震惊!人与动物性交其实是恋兽癖
本文所说的恋兽癖,不是指以养猫、养狗为乐,以猫狗为宠物,那只是以动物作为一种精神寄托与安慰;恋兽癖是指人与动物性交,人与兽交不能不说是怪诞。但是,这种怪诞现象自古以来发生并非个别,这种近乎变态的恋兽癖,它多见于和动物十分接近的人,如农民、牧人、饲养员等,而且这些人大都是缺乏通过其它途径满足性欲者,古代妇人与动物性交就是这类型的。
至于有些人可以有正常的性生活而还要去搞兽交,那么其性变态的程度就更深了。兽交的现象几乎在各个朝代都有记载,而从汉时期记载就多了起来。
兽交的现象几乎在各个朝代都有记载清褚人获《坚瓠续集》(卷一)引(文海披沙》说:“槃瓠之妻与狗交。汉广川王裸宫人与羝羊交。灵帝于西园弄狗以配人。真宁一妇与羊交。沛县磨妇与驴交。杜修妻薛氏与犬交。
宋文帝时,吴兴孟慧度婢与狗交。利州妇与虎交。宜黄袁氏女与蛇交。临海鳏寡与鱼交。章安史悝女与鹅交。突厥先人与狼交。卫罗国女配瑛与凤交。
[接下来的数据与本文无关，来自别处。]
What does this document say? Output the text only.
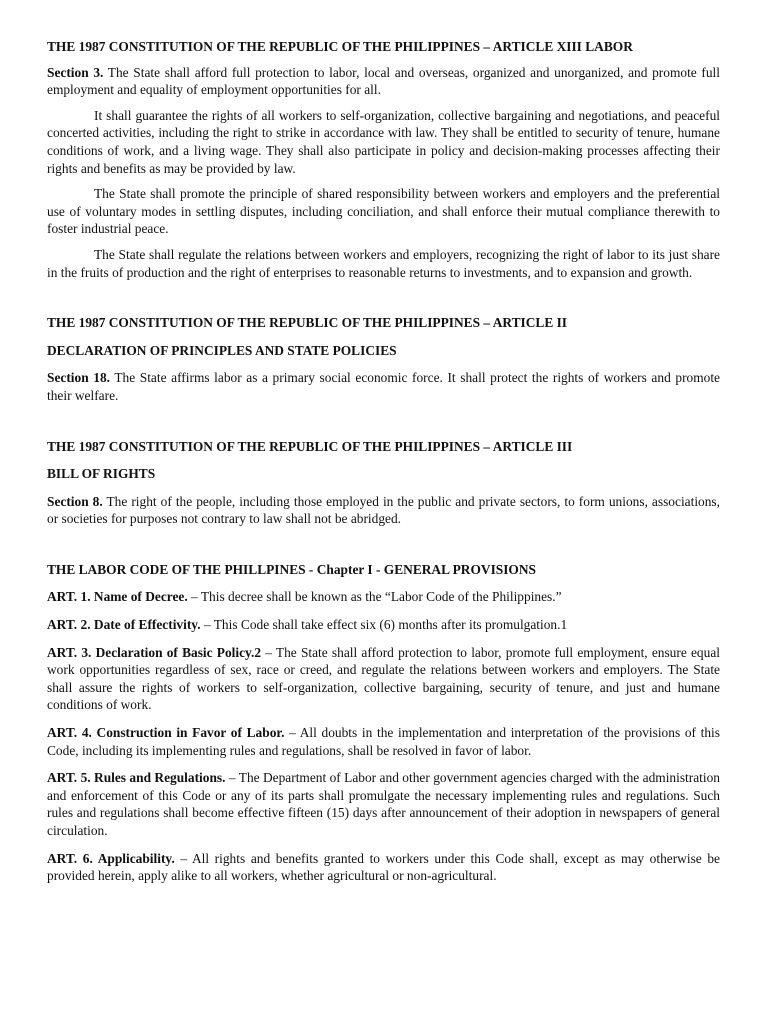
THE 1987 CONSTITUTION OF THE REPUBLIC OF THE PHILIPPINES – ARTICLE XIII LABOR

Section 3. The State shall afford full protection to labor, local and overseas, organized and unorganized, and promote full employment and equality of employment opportunities for all.

It shall guarantee the rights of all workers to self-organization, collective bargaining and negotiations, and peaceful concerted activities, including the right to strike in accordance with law. They shall be entitled to security of tenure, humane conditions of work, and a living wage. They shall also participate in policy and decision-making processes affecting their rights and benefits as may be provided by law.

The State shall promote the principle of shared responsibility between workers and employers and the preferential use of voluntary modes in settling disputes, including conciliation, and shall enforce their mutual compliance therewith to foster industrial peace.

The State shall regulate the relations between workers and employers, recognizing the right of labor to its just share in the fruits of production and the right of enterprises to reasonable returns to investments, and to expansion and growth.

THE 1987 CONSTITUTION OF THE REPUBLIC OF THE PHILIPPINES – ARTICLE II

DECLARATION OF PRINCIPLES AND STATE POLICIES

Section 18. The State affirms labor as a primary social economic force. It shall protect the rights of workers and promote their welfare.

THE 1987 CONSTITUTION OF THE REPUBLIC OF THE PHILIPPINES – ARTICLE III

BILL OF RIGHTS

Section 8. The right of the people, including those employed in the public and private sectors, to form unions, associations, or societies for purposes not contrary to law shall not be abridged.

THE LABOR CODE OF THE PHILLPINES - Chapter I - GENERAL PROVISIONS

ART. 1. Name of Decree. – This decree shall be known as the “Labor Code of the Philippines.”

ART. 2. Date of Effectivity. – This Code shall take effect six (6) months after its promulgation.1

ART. 3. Declaration of Basic Policy.2 – The State shall afford protection to labor, promote full employment, ensure equal work opportunities regardless of sex, race or creed, and regulate the relations between workers and employers. The State shall assure the rights of workers to self-organization, collective bargaining, security of tenure, and just and humane conditions of work.

ART. 4. Construction in Favor of Labor. – All doubts in the implementation and interpretation of the provisions of this Code, including its implementing rules and regulations, shall be resolved in favor of labor.

ART. 5. Rules and Regulations. – The Department of Labor and other government agencies charged with the administration and enforcement of this Code or any of its parts shall promulgate the necessary implementing rules and regulations. Such rules and regulations shall become effective fifteen (15) days after announcement of their adoption in newspapers of general circulation.

ART. 6. Applicability. – All rights and benefits granted to workers under this Code shall, except as may otherwise be provided herein, apply alike to all workers, whether agricultural or non-agricultural.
陕右贩妇与马交。宋王氏妇与猴交。”该书又引《耳谈》说:“临安有妇与狗奸。京师有妇与驴淫。荆楚妇人与狐交。”结语说:“乃知天下之大,何所不有?”其实,在现实生活中虽然怪事不少,但以上所述也肯定有虚讹成分。
例如,“凤”本是神话中的生物,“与凤交”是不可能的。其它如与“蛇”交,“与鱼交”也都有些“匪夷所思”了。其中,杜修妻与狗交一则,是根据唐李隐的《潇湘录》,不过《潇湘录》中杜修为杜修己:“杜修己者,越人也,著医术,其妻即赵州富人薛赟之女也,性淫逸。修己家养一白犬,甚爱之,每与珍馔。
食后修己出,其犬突入室,欲啮修己妻薛氏,仍似有奸私之心;薛因怪而问之曰:‘尔欲私我耶?若然则勿啮我。'犬即摇尾登起床,薛氏惧而私焉;其犬略不异于人。尔后每修己出,必奸淫无度……。”
后薛氏终于被出,归母家,而犬仍往来不置,其它下文便是一派神话了。在历史上,不论兽交情况如何,总是不耻于人的事。清人纪昀在《阅微草堂笔记》(卷十二)或《槐西杂志》(卷二)中的一段叙述,表现出当事人的心 理状态和一些社会评价,“乌鲁木齐多狎邪,小楼深巷,方响时闻,自谯鼓初鸣,至寺钟欲动,灯火恒荧荧也;冶荡者唯所欲为,官弗禁,亦弗能禁。
有宁夏布商何某,年少美风姿,资累千金,亦不甚吝,而不喜为北里游;惟畜牝豕十余,饲极肥,濯极洁,日闭户而沓淫之,豕亦相摩相倚,如昵其雄;仆隶恒窃窥之,何弗觉也。忽其友乘醉戏诘,乃愧而投井死。不论兽交情况如何,总是不耻于人的事。迪化厅同知木金泰曰:‘非我亲鞠是狱,虽司马温公以告我,我弗信也。'余作是地杂诗,有曰:‘石破天惊事有无,从来好色胜登徒。何郎甘为风情死,才信刘郎爱媚猪。'即咏是事。
人之性癖有至于是者,乃知以理断天下事,不尽其变;即以情断天下事,亦不尽其变也。”纪昀的最后这几句话,说明了一个道理:天下之大,无奇不有,是不能以一般的情理所能衡量的,人与动物性交是如此,一切性变态都是如此。